Set against that, the actual clinical guidance is almost anticlimactic. Dr. Teresa Wright, chief of pediatric dermatology at Le Bonheur Children's Hospital in Memphis, writing for the American Academy of Pediatrics' consumer site HealthyChildren.org, gives it in three steps: cleanse twice daily with something gentle, moisturize at night, and protect every morning with a broad-spectrum SPF 30 or higher mineral sunscreen, zinc oxide or titanium dioxide, rain or shine. No retinoids, no acids. "Children and adolescents have resilient, youthful skin that doesn't require adult-targeted products or complex routines," she writes. The skin is thinner and more easily irritated than an adult's, and it does not yet have the photoaging those adult actives are built to treat.

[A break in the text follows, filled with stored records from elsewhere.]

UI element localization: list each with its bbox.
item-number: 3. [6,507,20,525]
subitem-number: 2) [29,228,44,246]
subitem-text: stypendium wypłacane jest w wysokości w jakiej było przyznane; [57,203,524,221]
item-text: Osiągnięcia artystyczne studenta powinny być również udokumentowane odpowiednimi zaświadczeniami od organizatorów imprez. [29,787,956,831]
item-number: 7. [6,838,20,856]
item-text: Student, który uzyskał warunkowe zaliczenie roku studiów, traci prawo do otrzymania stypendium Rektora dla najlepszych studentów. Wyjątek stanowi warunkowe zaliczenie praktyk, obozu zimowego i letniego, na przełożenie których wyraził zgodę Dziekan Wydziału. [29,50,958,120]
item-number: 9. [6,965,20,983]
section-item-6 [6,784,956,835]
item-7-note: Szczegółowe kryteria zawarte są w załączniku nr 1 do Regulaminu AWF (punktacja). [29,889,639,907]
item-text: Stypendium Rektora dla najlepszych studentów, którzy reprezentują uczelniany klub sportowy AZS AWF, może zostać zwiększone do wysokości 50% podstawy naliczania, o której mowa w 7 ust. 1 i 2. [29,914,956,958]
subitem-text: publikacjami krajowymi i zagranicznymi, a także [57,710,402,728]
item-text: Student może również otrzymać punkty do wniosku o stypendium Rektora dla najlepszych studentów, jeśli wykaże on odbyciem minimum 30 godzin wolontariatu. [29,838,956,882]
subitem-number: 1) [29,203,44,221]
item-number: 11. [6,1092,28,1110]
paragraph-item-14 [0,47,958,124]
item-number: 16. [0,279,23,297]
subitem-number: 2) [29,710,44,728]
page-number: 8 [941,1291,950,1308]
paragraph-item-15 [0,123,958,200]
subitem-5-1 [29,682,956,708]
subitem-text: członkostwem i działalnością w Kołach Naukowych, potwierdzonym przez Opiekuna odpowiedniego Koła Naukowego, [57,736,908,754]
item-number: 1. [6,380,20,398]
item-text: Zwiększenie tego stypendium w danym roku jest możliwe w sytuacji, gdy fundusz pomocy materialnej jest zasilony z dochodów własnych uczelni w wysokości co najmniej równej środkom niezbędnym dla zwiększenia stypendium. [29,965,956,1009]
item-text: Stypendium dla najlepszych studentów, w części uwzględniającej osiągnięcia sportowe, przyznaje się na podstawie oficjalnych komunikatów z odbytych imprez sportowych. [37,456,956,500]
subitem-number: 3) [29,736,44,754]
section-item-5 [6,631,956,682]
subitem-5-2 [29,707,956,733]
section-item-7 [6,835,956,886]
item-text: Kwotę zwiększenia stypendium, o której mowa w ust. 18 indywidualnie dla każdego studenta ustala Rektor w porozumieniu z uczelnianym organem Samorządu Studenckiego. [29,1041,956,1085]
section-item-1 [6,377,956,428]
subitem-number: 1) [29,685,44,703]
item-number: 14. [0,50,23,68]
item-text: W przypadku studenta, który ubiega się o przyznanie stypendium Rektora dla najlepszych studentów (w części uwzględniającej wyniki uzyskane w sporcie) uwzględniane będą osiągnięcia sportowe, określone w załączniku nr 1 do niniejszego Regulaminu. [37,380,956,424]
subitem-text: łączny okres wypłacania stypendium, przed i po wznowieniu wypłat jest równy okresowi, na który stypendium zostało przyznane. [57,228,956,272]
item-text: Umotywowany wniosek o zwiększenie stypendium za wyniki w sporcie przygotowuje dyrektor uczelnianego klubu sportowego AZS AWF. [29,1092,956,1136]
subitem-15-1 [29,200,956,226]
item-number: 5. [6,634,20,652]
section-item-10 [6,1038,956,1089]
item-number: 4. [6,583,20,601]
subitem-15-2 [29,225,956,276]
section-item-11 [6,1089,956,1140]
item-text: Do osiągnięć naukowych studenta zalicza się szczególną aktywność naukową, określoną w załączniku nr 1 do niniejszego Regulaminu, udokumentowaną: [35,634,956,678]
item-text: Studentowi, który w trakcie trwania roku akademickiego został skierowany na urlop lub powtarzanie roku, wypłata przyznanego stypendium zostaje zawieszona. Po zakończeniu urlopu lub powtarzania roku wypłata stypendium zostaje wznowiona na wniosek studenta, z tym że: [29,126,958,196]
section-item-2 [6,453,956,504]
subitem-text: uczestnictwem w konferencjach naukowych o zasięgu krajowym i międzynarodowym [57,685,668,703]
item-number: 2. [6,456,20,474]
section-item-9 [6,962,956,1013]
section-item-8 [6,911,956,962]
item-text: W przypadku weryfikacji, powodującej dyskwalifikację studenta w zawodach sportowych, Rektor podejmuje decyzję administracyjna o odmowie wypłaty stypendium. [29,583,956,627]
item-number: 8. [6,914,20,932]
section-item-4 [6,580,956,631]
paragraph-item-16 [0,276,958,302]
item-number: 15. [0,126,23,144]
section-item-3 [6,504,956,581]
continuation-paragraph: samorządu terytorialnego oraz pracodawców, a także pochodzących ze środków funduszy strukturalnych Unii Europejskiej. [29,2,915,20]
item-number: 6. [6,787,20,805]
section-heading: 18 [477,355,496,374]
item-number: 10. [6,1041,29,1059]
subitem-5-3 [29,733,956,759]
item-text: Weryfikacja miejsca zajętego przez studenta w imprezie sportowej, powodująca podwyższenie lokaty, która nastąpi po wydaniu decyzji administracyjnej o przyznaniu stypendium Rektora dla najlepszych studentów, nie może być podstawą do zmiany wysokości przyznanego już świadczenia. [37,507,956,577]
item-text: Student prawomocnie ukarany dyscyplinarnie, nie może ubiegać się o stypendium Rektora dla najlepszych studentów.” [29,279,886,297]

The policy response has split into two very different shapes. Connecticut's attorney general, William Tong, opened an investigation into Sephora in November 2024 after his office found anti-aging products with retinol and acids turning up when it searched the retailer's own site for "kids" and "gifts for children." CT Mirror reported that the case closed in April 2026 with a settlement, not a lawsuit and not a fine: Sephora agreed, without admitting fault, to require supplying brands to disclose age-suitability warnings, display those warnings on every product page where the items are sold, train store staff to flag unsuitable products, and keep a standing resource on its site listing them. "Our kids—especially tween and teen girls—are inundated with influencer content pushing product after product," Tong said, warning that not every product marketed to them online is safe or appropriate. "Far too often, that information is not clear," he added. No penalty attached, but the disclosure and training requirements are enforceable going forward.

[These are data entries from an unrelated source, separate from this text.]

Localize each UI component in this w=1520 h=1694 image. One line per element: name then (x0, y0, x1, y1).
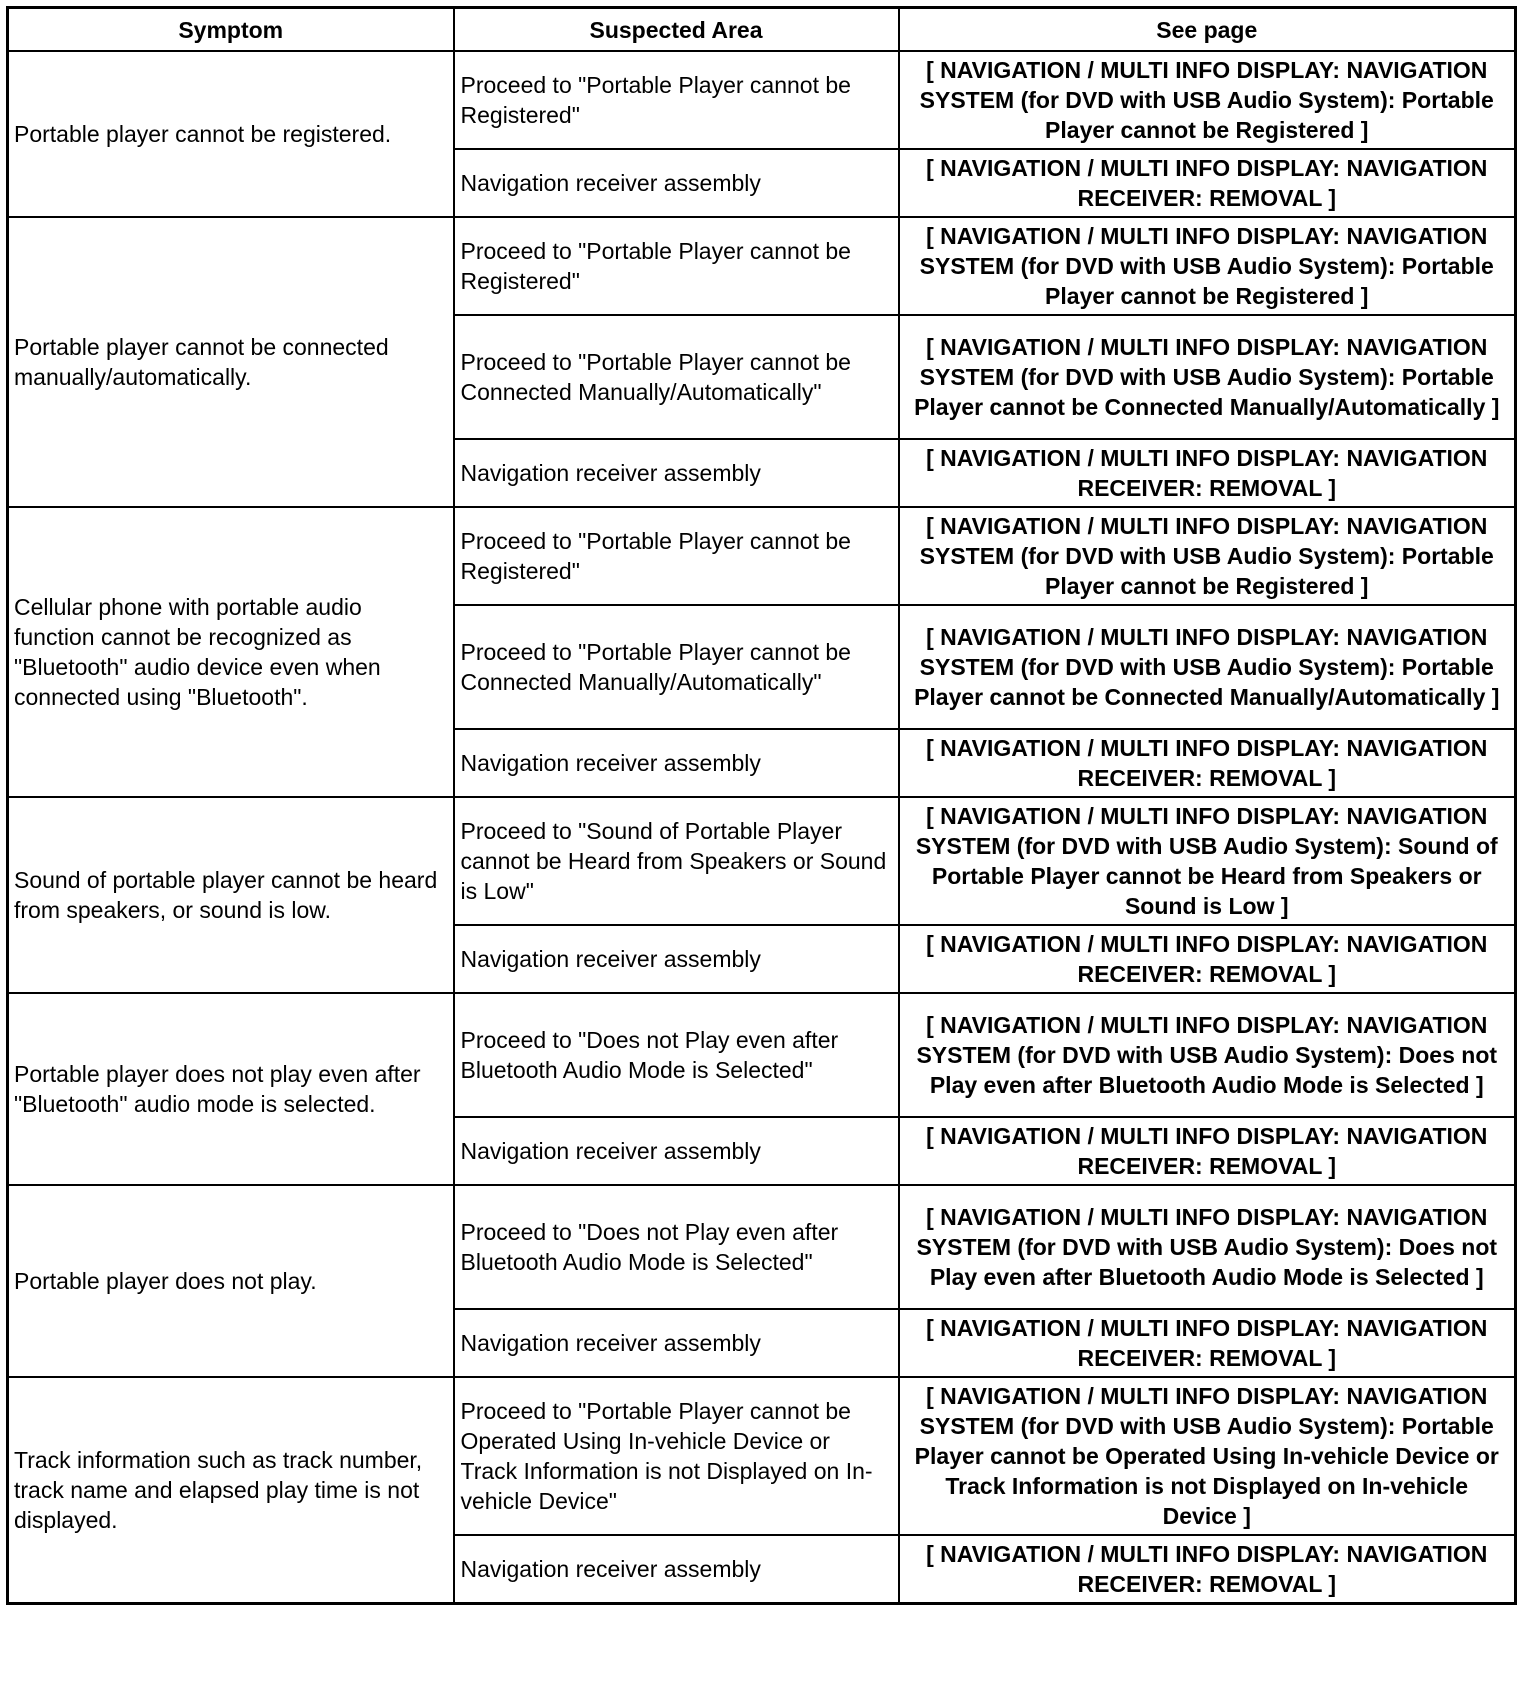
problem-symptoms-table (6, 6, 1517, 1605)
see-page-link[interactable]: [ NAVIGATION / MULTI INFO DISPLAY: NAVIGATION SYSTEM (for DVD with USB Audio System): Portable Player cannot be Operated Using In-vehicle Device or Track Information is not Displayed on In-vehicle Device ] (899, 1377, 1516, 1535)
problem-symptoms-table-container (6, 6, 1514, 1605)
suspected-area-cell: Navigation receiver assembly (454, 1309, 899, 1377)
suspected-area-cell: Navigation receiver assembly (454, 729, 899, 797)
table-row (8, 1185, 1516, 1309)
symptom-cell: Portable player cannot be connected manually/automatically. (8, 217, 454, 507)
see-page-link[interactable]: [ NAVIGATION / MULTI INFO DISPLAY: NAVIGATION RECEIVER: REMOVAL ] (899, 1117, 1516, 1185)
see-page-link[interactable]: [ NAVIGATION / MULTI INFO DISPLAY: NAVIGATION SYSTEM (for DVD with USB Audio System): Portable Player cannot be Connected Manually/Automatically ] (899, 315, 1516, 439)
header-suspected-area: Suspected Area (454, 8, 899, 52)
suspected-area-cell: Navigation receiver assembly (454, 439, 899, 507)
header-row (8, 8, 1516, 52)
symptom-cell: Portable player does not play. (8, 1185, 454, 1377)
suspected-area-cell: Proceed to "Portable Player cannot be Registered" (454, 51, 899, 149)
suspected-area-cell: Proceed to "Does not Play even after Bluetooth Audio Mode is Selected" (454, 993, 899, 1117)
see-page-link[interactable]: [ NAVIGATION / MULTI INFO DISPLAY: NAVIGATION RECEIVER: REMOVAL ] (899, 1535, 1516, 1604)
table-row (8, 797, 1516, 925)
see-page-link[interactable]: [ NAVIGATION / MULTI INFO DISPLAY: NAVIGATION SYSTEM (for DVD with USB Audio System): Portable Player cannot be Connected Manually/Automatically ] (899, 605, 1516, 729)
table-row (8, 507, 1516, 605)
symptom-cell: Portable player does not play even after "Bluetooth" audio mode is selected. (8, 993, 454, 1185)
see-page-link[interactable]: [ NAVIGATION / MULTI INFO DISPLAY: NAVIGATION RECEIVER: REMOVAL ] (899, 1309, 1516, 1377)
see-page-link[interactable]: [ NAVIGATION / MULTI INFO DISPLAY: NAVIGATION SYSTEM (for DVD with USB Audio System): Sound of Portable Player cannot be Heard from Speakers or Sound is Low ] (899, 797, 1516, 925)
suspected-area-cell: Proceed to "Sound of Portable Player cannot be Heard from Speakers or Sound is Low" (454, 797, 899, 925)
symptom-cell: Portable player cannot be registered. (8, 51, 454, 217)
header-symptom: Symptom (8, 8, 454, 52)
table-row (8, 1377, 1516, 1535)
see-page-link[interactable]: [ NAVIGATION / MULTI INFO DISPLAY: NAVIGATION SYSTEM (for DVD with USB Audio System): Portable Player cannot be Registered ] (899, 217, 1516, 315)
table-row (8, 51, 1516, 149)
see-page-link[interactable]: [ NAVIGATION / MULTI INFO DISPLAY: NAVIGATION RECEIVER: REMOVAL ] (899, 729, 1516, 797)
suspected-area-cell: Proceed to "Portable Player cannot be Operated Using In-vehicle Device or Track Information is not Displayed on In-vehicle Device" (454, 1377, 899, 1535)
table-header (8, 8, 1516, 52)
suspected-area-cell: Navigation receiver assembly (454, 1535, 899, 1604)
see-page-link[interactable]: [ NAVIGATION / MULTI INFO DISPLAY: NAVIGATION RECEIVER: REMOVAL ] (899, 149, 1516, 217)
see-page-link[interactable]: [ NAVIGATION / MULTI INFO DISPLAY: NAVIGATION SYSTEM (for DVD with USB Audio System): Does not Play even after Bluetooth Audio Mode is Selected ] (899, 993, 1516, 1117)
see-page-link[interactable]: [ NAVIGATION / MULTI INFO DISPLAY: NAVIGATION RECEIVER: REMOVAL ] (899, 925, 1516, 993)
table-body (8, 51, 1516, 1604)
see-page-link[interactable]: [ NAVIGATION / MULTI INFO DISPLAY: NAVIGATION SYSTEM (for DVD with USB Audio System): Does not Play even after Bluetooth Audio Mode is Selected ] (899, 1185, 1516, 1309)
header-see-page: See page (899, 8, 1516, 52)
symptom-cell: Sound of portable player cannot be heard from speakers, or sound is low. (8, 797, 454, 993)
suspected-area-cell: Navigation receiver assembly (454, 925, 899, 993)
see-page-link[interactable]: [ NAVIGATION / MULTI INFO DISPLAY: NAVIGATION RECEIVER: REMOVAL ] (899, 439, 1516, 507)
symptom-cell: Track information such as track number, track name and elapsed play time is not displayed. (8, 1377, 454, 1604)
suspected-area-cell: Proceed to "Portable Player cannot be Connected Manually/Automatically" (454, 605, 899, 729)
suspected-area-cell: Proceed to "Portable Player cannot be Connected Manually/Automatically" (454, 315, 899, 439)
suspected-area-cell: Navigation receiver assembly (454, 149, 899, 217)
see-page-link[interactable]: [ NAVIGATION / MULTI INFO DISPLAY: NAVIGATION SYSTEM (for DVD with USB Audio System): Portable Player cannot be Registered ] (899, 51, 1516, 149)
symptom-cell: Cellular phone with portable audio function cannot be recognized as "Bluetooth" audio device even when connected using "Bluetooth". (8, 507, 454, 797)
table-row (8, 993, 1516, 1117)
suspected-area-cell: Proceed to "Does not Play even after Bluetooth Audio Mode is Selected" (454, 1185, 899, 1309)
suspected-area-cell: Proceed to "Portable Player cannot be Registered" (454, 507, 899, 605)
suspected-area-cell: Proceed to "Portable Player cannot be Registered" (454, 217, 899, 315)
table-row (8, 217, 1516, 315)
see-page-link[interactable]: [ NAVIGATION / MULTI INFO DISPLAY: NAVIGATION SYSTEM (for DVD with USB Audio System): Portable Player cannot be Registered ] (899, 507, 1516, 605)
suspected-area-cell: Navigation receiver assembly (454, 1117, 899, 1185)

California tried something with actual teeth and lost. Assembly Bill 728, from Assemblymember Alex Lee, would have flagged "anti-aging" products containing ingredients like retinol at the register, requiring an adult present for an in-store purchase and a pop-up warning online, roughly the same mechanism the state already uses for vape sales. It cleared its policy committee 4-2 in April 2025. Then it died without a floor vote in the Assembly Appropriations Committee's suspense file, the graveyard reserved for bills deemed too costly. CBS News California found that nonpartisan legislative counsel had tagged AB 728 both "non-fiscal" and "non-appropriations," the only suspense-file bill that session carrying both labels, and that its own follow-up questions to Appropriations Chair Buffy Wicks about the discrepancy went unanswered. The Personal Care Products Council, the industry's trade group, ran paid social ads that CBS News California characterized as misleading, framing the bill as requiring an ID "to buy cosmetics." CBS News California also reported that one committee member, Assemblymember Rebecca Bauer-Kahan, had missed the first half of that hearing, including testimony from an eleven-year-old who described a retinol-containing mask leaving her unable to sleep from the pain, and that later in the same hearing she said on the record she was not convinced this was "a huge problem" among the teen girls she knew. The outlet does not say she reached that verdict because of what she had missed, only that the comment came after testimony she had not heard, in the same sitting.

Neither outcome required new science. The Pediatrics data already says what a preteen routine needs, and it is not fewer marketing dollars aimed at an eight-year-old's bathroom shelf, though that would help. It is a cleanser, a moisturizer, and a sunscreen she actually wears, which costs a small fraction of what the average TikTok routine does and carries none of the acid load. Connecticut got a retailer to say so in writing. California could not get a committee to vote on it.